Diğer taraftan, bu çalışmalarda gözlenen olumlu etkinin sadece kafein ile ilişkilendirilmesi tartışılabilir. Çünkü gerek çayda ve gerekse kahvede bulunan zengin polifenol içeriğinin olumlu antioksidan etkileri de gözardı edilemez. Çin’de yapılan yeni bir çalışmada yaşlı bireylerde yeşil çay tüketiminin demans gelişimi riskini belirgin bir şekilde azalttığı bildiriliyor. Nitekim Yeşil çayda bulunan ve onun balıksı karakteristik kokusunu veren bir amino asit analoğu olan L-teanin’in algılama işlevleri üzerindeki etkisi araştırmalar ile de ortaya konulmuş. Ayrıca kişilerin yaşam ve beslenme şekillerinin, sigara ve alkol tüketiminin de muhtemel etkisi dikkate alınmalıdır.
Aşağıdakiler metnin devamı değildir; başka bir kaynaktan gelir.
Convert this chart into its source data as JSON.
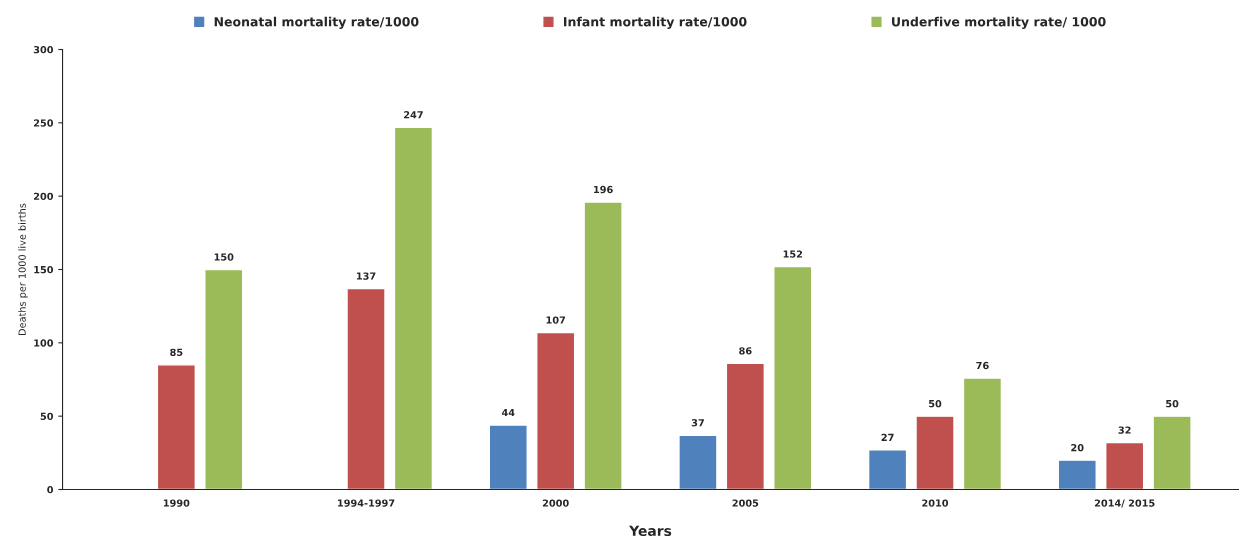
{
  "chart_data": {
    "type": "bar",
    "xlabel": "Years",
    "ylabel": "Deaths per 1000 live births",
    "categories": [
      "1990",
      "1994-1997",
      "2000",
      "2005",
      "2010",
      "2014/ 2015"
    ],
    "series": [
      {
        "name": "Neonatal mortality rate/1000",
        "color": "#4f81bd",
        "values": [
          null,
          null,
          44,
          37,
          27,
          20
        ]
      },
      {
        "name": "Infant mortality rate/1000",
        "color": "#c0504d",
        "values": [
          85,
          137,
          107,
          86,
          50,
          32
        ]
      },
      {
        "name": "Underfive mortality rate/ 1000",
        "color": "#9bbb59",
        "values": [
          150,
          247,
          196,
          152,
          76,
          50
        ]
      }
    ],
    "ylim": [
      0,
      300
    ],
    "yticks": [
      0,
      50,
      100,
      150,
      200,
      250,
      300
    ],
    "data_labels": true,
    "legend": "top",
    "grid": false
  }
}
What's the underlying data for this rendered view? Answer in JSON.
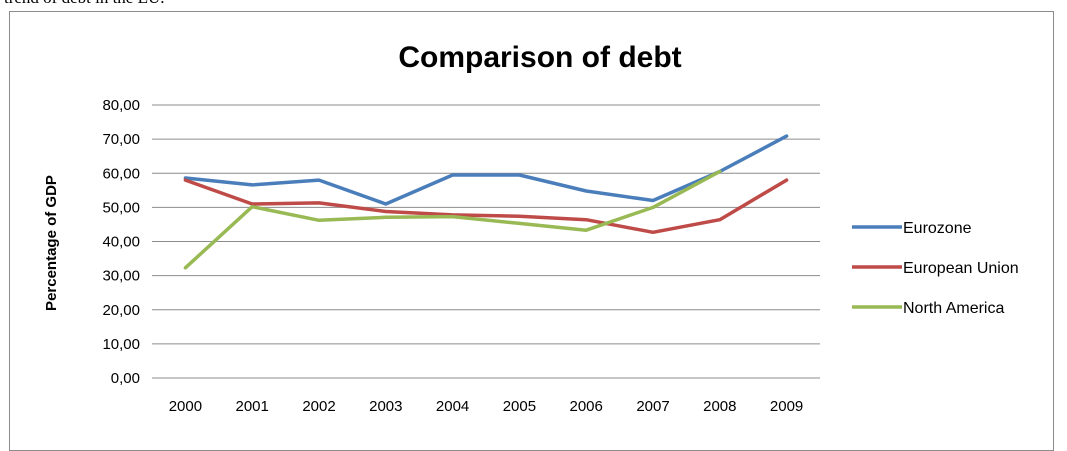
{
  "document": {
    "top_text": "trend of debt in the EU."
  },
  "chart_data": {
    "type": "line",
    "title": "Comparison of debt",
    "xlabel": "",
    "ylabel": "Percentage of GDP",
    "categories": [
      "2000",
      "2001",
      "2002",
      "2003",
      "2004",
      "2005",
      "2006",
      "2007",
      "2008",
      "2009"
    ],
    "y_tick_labels": [
      "0,00",
      "10,00",
      "20,00",
      "30,00",
      "40,00",
      "50,00",
      "60,00",
      "70,00",
      "80,00"
    ],
    "ylim": [
      0,
      80
    ],
    "grid": true,
    "legend_position": "right",
    "series": [
      {
        "name": "Eurozone",
        "color": "#4a7ebb",
        "values": [
          58.6,
          56.6,
          58.0,
          51.0,
          59.5,
          59.5,
          54.8,
          52.0,
          60.5,
          70.9
        ]
      },
      {
        "name": "European Union",
        "color": "#be4b48",
        "values": [
          58.0,
          51.0,
          51.3,
          48.8,
          47.8,
          47.4,
          46.4,
          42.7,
          46.4,
          58.0
        ]
      },
      {
        "name": "North America",
        "color": "#98b954",
        "values": [
          32.3,
          50.2,
          46.2,
          47.1,
          47.3,
          45.3,
          43.3,
          50.0,
          60.5,
          null
        ]
      }
    ]
  }
}
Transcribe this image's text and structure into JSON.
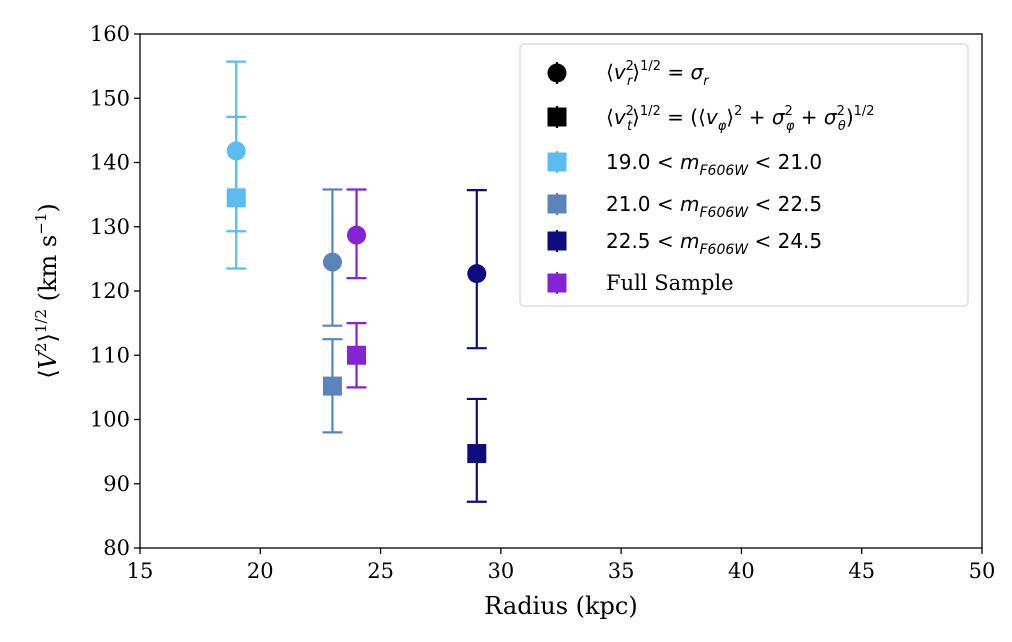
{
  "chart_data": {
    "type": "scatter",
    "title": "",
    "xlabel": "Radius (kpc)",
    "ylabel": "⟨V²⟩^1/2 (km s⁻¹)",
    "xlim": [
      15,
      50
    ],
    "ylim": [
      80,
      160
    ],
    "xticks": [
      15,
      20,
      25,
      30,
      35,
      40,
      45,
      50
    ],
    "yticks": [
      80,
      90,
      100,
      110,
      120,
      130,
      140,
      150,
      160
    ],
    "grid": false,
    "legend_position": "top-right",
    "marker_legend": [
      {
        "marker": "circle",
        "label": "⟨v_r²⟩^1/2 = σ_r"
      },
      {
        "marker": "square",
        "label": "⟨v_t²⟩^1/2 = (⟨v_φ⟩² + σ_φ² + σ_θ²)^1/2"
      }
    ],
    "series": [
      {
        "name": "19.0 < m_F606W < 21.0",
        "color": "#5bbcf0",
        "points": [
          {
            "x": 19,
            "y": 141.8,
            "err_low": 12.5,
            "err_high": 5.3,
            "marker": "circle"
          },
          {
            "x": 19,
            "y": 134.5,
            "err_low": 11.0,
            "err_high": 21.2,
            "marker": "square"
          }
        ]
      },
      {
        "name": "21.0 < m_F606W < 22.5",
        "color": "#5b84b8",
        "points": [
          {
            "x": 23,
            "y": 124.5,
            "err_low": 9.9,
            "err_high": 11.3,
            "marker": "circle"
          },
          {
            "x": 23,
            "y": 105.2,
            "err_low": 7.2,
            "err_high": 7.3,
            "marker": "square"
          }
        ]
      },
      {
        "name": "22.5 < m_F606W < 24.5",
        "color": "#0d0d7e",
        "points": [
          {
            "x": 29,
            "y": 122.7,
            "err_low": 11.6,
            "err_high": 13.0,
            "marker": "circle"
          },
          {
            "x": 29,
            "y": 94.7,
            "err_low": 7.5,
            "err_high": 8.5,
            "marker": "square"
          }
        ]
      },
      {
        "name": "Full Sample",
        "color": "#8524d4",
        "points": [
          {
            "x": 24,
            "y": 128.7,
            "err_low": 6.7,
            "err_high": 7.1,
            "marker": "circle"
          },
          {
            "x": 24,
            "y": 110.0,
            "err_low": 5.0,
            "err_high": 5.0,
            "marker": "square"
          }
        ]
      }
    ]
  }
}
Bir bardak çay ya da kahve içerisindeki kafein miktarı, şüphesiz bardağın büyüklüğü, hazırlama yöntemi (koyu/açık, çözünen kahve, espresso, filtre kahve, vd.) ve kaynağına göre değişiklik göstermektedir. Mesela bir büyük kupa bardak kahvede kafein oranı eğer kaynak bitki yüksek rakımlarda yetişen Arabika kahvesi (Coffea arabica) ise 71 miligram, Batı-Orta Afrika kökenli Robusta kahvesi ise (Coffea robusta) 220 miligrama yükseliyor. Buna karşılık büyük kupa bardak çayda 32 ile 42 miligram arasında değişiyor.
Çay ve kahve yeryüzünde sudan sonra en çok tüketilen içecek. Ancak kafeinin fazla miktarda tüketilmesinin yol açacağı riskleri, sorunları gözardı etmemek gerekir. Mide asidini artıracağından gastrit, reflü ve ülser hastaları, uykusuzluk, sinirlilik, kafein bağımlılığı, yüksek tansiyon, idrar artırıcı etki başlıcaları. Bu nedenle her zaman olduğu gibi aşırılıklarda kaçınmakta yarar var. Algılama, demans gibi sorunlardan kaçınmak için tek seçeneğimiz kafein değil.
Panza F., Solfrizzi V., Barulli MR., et al., 2015: Coffee, tea and caffeine consumption and prevention of late-life cognitive decline and dementia: A systematic review. J Nutr Health Aging 19, 313-28.